Reference

Four glidepath strategies, compared.

How your equity allocation changes from accumulation to drawdown materially affects how long the money lasts. The traditional declining glidepath is not the only choice, and recent research suggests it may not be the best one.

1. Traditional declining glidepath

The standard advice: equity allocation = (110 − age) %. At 30 you hold 80 % equity, at 65 you hold 45 %, at 80 you hold 30 %. The portfolio de-risks steadily as you approach and pass retirement, on the logic that you have fewer years to recover from a drawdown.

Default for target-date funds and most institutional defined-contribution plans. Intuitive, easy to communicate, and approximately right. Drawback: peak risk to retirement survival is concentrated in the years just before and after retirement (sequence-of-returns risk), and a steadily declining glidepath does not directly target that risk.

2. Rising-equity glidepath

A more recent proposal (Pfau & Kitces, 2014): de-risk steadily until 5 years before retirement, hold a low-equity allocation through the first decade of retirement, then raise equity allocation back up over the remaining years.

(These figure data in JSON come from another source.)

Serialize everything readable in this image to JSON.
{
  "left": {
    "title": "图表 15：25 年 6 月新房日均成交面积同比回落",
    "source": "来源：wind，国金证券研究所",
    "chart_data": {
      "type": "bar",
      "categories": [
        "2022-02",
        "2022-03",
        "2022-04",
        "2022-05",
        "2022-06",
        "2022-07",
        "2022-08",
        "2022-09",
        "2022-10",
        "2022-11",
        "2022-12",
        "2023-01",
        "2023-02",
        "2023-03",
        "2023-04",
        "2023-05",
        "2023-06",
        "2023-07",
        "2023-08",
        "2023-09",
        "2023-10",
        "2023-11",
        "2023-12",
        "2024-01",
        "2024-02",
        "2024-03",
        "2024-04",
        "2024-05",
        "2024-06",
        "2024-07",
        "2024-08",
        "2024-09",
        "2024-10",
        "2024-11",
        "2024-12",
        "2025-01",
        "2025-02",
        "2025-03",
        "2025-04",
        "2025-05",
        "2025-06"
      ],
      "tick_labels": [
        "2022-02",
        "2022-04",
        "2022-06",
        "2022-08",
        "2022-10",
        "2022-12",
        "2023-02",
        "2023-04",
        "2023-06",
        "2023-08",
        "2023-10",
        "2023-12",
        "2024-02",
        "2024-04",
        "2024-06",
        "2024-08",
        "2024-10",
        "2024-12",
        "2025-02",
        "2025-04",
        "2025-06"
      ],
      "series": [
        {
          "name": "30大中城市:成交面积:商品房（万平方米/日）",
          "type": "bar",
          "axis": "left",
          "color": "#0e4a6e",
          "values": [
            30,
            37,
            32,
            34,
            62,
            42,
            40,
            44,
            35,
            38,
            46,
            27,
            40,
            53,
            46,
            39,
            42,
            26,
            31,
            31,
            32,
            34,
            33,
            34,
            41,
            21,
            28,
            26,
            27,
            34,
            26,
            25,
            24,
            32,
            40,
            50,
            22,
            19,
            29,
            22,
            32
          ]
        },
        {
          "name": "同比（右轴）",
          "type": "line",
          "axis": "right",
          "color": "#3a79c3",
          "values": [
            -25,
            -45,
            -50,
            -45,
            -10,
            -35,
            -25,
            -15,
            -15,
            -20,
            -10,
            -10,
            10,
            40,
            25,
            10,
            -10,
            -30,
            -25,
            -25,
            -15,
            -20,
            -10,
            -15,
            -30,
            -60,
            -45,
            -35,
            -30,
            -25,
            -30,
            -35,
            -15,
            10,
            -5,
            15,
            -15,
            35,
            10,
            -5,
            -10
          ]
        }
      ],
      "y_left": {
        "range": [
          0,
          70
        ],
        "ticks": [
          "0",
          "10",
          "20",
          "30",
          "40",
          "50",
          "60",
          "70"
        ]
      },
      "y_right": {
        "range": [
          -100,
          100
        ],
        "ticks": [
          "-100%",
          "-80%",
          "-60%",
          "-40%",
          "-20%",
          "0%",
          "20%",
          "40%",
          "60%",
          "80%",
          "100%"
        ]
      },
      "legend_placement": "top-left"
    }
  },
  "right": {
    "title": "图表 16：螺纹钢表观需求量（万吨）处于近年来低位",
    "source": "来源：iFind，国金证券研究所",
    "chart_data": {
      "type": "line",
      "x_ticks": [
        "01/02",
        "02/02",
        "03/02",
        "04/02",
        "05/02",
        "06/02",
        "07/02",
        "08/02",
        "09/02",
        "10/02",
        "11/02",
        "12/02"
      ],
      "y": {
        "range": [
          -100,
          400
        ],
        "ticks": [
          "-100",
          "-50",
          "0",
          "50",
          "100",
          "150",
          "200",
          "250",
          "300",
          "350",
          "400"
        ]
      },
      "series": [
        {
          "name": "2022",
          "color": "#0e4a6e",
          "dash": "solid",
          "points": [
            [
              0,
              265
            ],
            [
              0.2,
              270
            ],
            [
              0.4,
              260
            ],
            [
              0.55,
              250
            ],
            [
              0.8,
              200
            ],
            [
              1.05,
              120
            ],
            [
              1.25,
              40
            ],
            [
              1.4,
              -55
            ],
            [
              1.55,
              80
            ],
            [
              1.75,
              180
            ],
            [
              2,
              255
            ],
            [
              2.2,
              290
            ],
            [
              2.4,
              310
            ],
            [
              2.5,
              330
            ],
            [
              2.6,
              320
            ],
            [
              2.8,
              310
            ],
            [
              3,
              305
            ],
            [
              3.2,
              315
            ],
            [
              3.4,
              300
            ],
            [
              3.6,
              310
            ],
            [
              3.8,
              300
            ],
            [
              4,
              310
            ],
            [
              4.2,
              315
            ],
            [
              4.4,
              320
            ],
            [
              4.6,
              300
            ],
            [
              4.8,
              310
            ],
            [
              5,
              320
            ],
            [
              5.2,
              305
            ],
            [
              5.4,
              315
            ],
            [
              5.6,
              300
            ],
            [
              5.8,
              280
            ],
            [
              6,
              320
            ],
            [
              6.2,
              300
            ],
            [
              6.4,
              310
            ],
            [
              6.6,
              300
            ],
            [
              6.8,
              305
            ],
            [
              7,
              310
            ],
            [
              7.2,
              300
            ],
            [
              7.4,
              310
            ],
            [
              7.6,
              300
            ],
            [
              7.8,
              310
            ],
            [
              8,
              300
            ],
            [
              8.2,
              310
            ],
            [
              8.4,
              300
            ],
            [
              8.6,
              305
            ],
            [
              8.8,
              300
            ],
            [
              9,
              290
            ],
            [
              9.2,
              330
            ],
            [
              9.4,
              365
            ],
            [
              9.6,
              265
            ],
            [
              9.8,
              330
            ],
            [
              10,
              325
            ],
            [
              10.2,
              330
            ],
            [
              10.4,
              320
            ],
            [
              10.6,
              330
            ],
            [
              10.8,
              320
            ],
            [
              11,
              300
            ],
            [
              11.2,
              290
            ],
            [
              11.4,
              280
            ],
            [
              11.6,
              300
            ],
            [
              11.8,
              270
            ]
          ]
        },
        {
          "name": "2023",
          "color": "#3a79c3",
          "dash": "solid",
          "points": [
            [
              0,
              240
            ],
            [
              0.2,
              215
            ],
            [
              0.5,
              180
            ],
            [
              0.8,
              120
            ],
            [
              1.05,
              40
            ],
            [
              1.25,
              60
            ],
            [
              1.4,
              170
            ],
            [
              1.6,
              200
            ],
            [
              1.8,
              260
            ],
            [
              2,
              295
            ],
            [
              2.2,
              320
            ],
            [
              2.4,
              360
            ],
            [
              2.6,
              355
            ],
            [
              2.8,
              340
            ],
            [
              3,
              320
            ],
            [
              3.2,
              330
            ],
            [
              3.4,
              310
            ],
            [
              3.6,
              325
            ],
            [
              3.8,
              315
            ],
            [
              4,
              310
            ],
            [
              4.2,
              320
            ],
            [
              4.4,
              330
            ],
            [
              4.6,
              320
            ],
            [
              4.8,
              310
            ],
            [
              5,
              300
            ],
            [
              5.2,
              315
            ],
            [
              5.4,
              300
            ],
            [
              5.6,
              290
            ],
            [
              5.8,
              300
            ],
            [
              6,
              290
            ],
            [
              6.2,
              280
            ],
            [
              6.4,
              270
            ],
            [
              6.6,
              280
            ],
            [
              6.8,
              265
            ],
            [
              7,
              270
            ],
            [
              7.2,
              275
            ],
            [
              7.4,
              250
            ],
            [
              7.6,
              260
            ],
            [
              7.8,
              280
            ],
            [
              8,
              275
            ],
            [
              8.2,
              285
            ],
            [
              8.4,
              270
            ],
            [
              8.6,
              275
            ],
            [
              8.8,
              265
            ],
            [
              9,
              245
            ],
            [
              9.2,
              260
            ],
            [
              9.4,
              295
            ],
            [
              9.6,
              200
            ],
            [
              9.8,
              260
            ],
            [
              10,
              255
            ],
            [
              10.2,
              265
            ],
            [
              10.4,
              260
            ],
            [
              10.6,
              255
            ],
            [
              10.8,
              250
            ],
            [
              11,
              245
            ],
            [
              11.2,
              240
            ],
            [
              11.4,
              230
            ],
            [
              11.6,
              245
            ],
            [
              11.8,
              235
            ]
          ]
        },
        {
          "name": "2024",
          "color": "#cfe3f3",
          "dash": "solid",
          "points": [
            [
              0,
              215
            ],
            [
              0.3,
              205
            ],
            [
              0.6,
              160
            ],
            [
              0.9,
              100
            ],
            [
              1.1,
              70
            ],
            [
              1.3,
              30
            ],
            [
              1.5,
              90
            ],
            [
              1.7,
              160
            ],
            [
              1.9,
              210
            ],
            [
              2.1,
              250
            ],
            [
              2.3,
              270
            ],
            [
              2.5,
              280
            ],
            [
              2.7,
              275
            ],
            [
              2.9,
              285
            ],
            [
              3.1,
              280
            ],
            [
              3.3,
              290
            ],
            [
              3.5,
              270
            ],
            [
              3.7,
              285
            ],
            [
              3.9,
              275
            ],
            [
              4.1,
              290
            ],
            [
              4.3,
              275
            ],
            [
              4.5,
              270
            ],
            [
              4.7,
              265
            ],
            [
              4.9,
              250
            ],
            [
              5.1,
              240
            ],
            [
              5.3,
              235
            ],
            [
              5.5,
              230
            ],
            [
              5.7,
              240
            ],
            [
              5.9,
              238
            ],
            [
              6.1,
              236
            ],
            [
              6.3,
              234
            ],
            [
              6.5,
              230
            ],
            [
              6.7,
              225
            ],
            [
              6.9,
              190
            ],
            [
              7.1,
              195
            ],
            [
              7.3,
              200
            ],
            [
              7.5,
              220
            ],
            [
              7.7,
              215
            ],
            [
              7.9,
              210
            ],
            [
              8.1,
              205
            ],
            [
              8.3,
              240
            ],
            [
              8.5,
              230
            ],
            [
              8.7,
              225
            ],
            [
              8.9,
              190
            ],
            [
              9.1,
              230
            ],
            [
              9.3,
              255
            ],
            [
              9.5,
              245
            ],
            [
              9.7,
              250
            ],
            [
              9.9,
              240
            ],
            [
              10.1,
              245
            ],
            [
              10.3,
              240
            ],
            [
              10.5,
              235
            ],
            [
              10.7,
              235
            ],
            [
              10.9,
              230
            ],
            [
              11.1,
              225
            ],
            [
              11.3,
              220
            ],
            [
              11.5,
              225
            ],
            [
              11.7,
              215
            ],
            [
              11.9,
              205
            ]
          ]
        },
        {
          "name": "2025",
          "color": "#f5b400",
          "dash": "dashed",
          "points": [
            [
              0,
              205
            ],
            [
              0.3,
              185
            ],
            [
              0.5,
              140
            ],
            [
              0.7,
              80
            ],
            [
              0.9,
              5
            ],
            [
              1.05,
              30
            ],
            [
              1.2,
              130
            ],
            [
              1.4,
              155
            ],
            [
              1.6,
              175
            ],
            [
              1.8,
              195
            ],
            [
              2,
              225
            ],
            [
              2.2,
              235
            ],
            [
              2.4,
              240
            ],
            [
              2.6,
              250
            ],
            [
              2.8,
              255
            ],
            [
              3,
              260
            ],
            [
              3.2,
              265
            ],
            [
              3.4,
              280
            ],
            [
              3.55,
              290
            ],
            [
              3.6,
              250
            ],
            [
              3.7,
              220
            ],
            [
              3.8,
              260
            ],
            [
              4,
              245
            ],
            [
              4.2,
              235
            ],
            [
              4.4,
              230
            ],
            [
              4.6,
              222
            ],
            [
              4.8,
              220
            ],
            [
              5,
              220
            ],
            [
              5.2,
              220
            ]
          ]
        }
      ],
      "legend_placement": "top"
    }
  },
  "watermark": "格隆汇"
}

The logic: sequence-of-returns risk is highest in the first decade of retirement (when balances are largest and a drawdown does most damage). Holding equity low in that window reduces tail risk. Once that window has passed, raising equity captures the higher long-run return for the remaining horizon. Backtest improvements over the traditional glidepath: 4–7 percentage points of survival probability at the 4 % withdrawal rate.

3. Bond-tent (Kitces)

A simplified version of the rising-equity strategy. Hold a normal equity allocation throughout accumulation, drop it to roughly 40 % equity in the 5 years either side of retirement (forming a “tent” on the allocation chart), then gradually return to a higher equity allocation in late retirement.

Benefits: simpler than the full rising-equity glidepath, captures most of the sequence-of-returns benefit, and easier to implement with a small number of rebalancing events. Drawback: requires more discipline than the “set and forget” target-date approach — you must actively raise equity at retirement age, which feels counter-intuitive.

4. Static 60/40

Never adjust. Hold 60 % equity / 40 % bonds for life.

Performs surprisingly well in long-horizon backtests. Avoids the tendency to be maximally conservative just as the longest-duration portion of the portfolio's life begins. The case against: it ignores sequence-of-returns risk entirely, leaving the retiree fully exposed in the years where a drawdown hurts most.

Survival rates by strategy

Approximate survival rates from published Monte Carlo backtests at 4 % inflation-adjusted withdrawal over 30 years, US-vintage data:

StrategySurvival rateImplementation difficulty
Traditional declining~89%Easy (default)
Rising-equity~95%Hard (active management)
Bond-tent~93%Moderate
Static 60/40~91%Easiest

How the calculator handles this

The calculator uses a single accumulation rate and a drawdown rate set to 60 % of the accumulation rate — a rough proxy for a traditional declining glidepath. To model alternative strategies, run the calculator with the drawdown-phase return you expect from your chosen strategy. Bond-tent users typically enter a higher drawdown return than the default 60 % multiplier; static-60/40 users may enter the same return for both phases.